Getting in: Americans made up their minds about Saddam Hussein long before the 2003 decision to go to war. In 1990, after Iraq attacked Kuwait and the United States pushed its forces back, 79% of those surveyed by CBS News wanted the United States to stay in Iraq to drive him from power. That question was asked 9 more times between 1990 and 2001, and each time large majorities said we should have continued fighting until he was removed from power. While the possible presence of weapons of mass destruction was not unimportant, the first Iraq conflict prepared the ground for American involvement in 2003.
The drums of war: Because any decision to go to war is consequential, Americans want presidents to consult fully with Congress and with our allies, working to the best of our ability to bring other nations along. The polls from 2003 show that the Bush administration met those tests. For example, 68% told Gallup/CNN/USA Today in March 2003 that the United States had done it all could to solve the crisis with Iraq diplomatically.

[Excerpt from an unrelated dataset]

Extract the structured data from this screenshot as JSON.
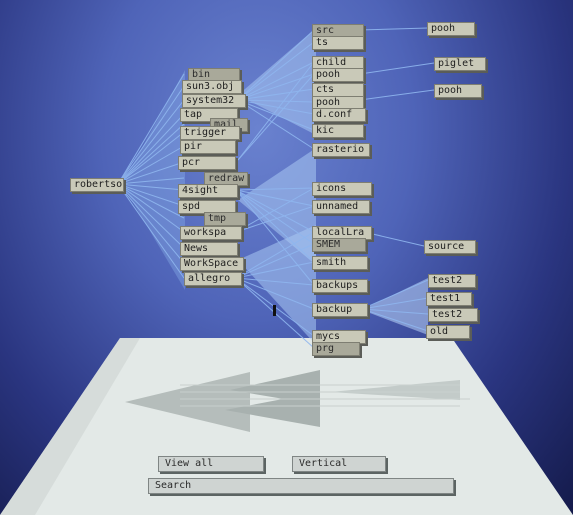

The course of war: Americans support military action when its purpose is clearly defined and when the prosecution of the conflict is successful. Throughout the Iraq war, Americans understood what Bush wanted to do, but they didn’t think the war was being waged successfully. The surge helped to move opinions in a more positive direction, but the level of support for the war never again reached the level it had reached in the early days.
Worth it?: CBS News changed their question after Saddam Hussein was captured in 2003. In November 2011, the last time they asked it, 41% said removing Saddam Hussein from power was worth the loss of American life and other costs of attacking Iraq. Fifty-percent said it was not worth it. Partisans differed dramatically, with 59% of Republicans, 32% of Democrats, and 36% of independents saying the removing Saddam was worth it. But even with those negative assessments, 55% told NBC/Wall Street Journal pollsters in January 2013 that the war had been successful.
Getting out: The way the war was waged also explains why 75% told the Pew Research Center in November 2011 that they approved of Barack Obama’s decision to remove all combat troops from Iraq.
The legacy: In October 2012, 28% of Americans told the Chicago Council on Global Affairs in October 2012 that the Iraq war had reduced threat of terrorism. The same number said it would lead to the spread of democracy in the Middle East. Seventy percent said the war had worsened America’s relations with the Muslim world.
Democracy building: Americans believe the world would be safer with more democracies. They just don’t believe that we know enough about how to achieve this goal. In a 2012 Chicago Council survey only 14% said that helping to bring a democratic form of government to other nations should be a very important foreign policy goal.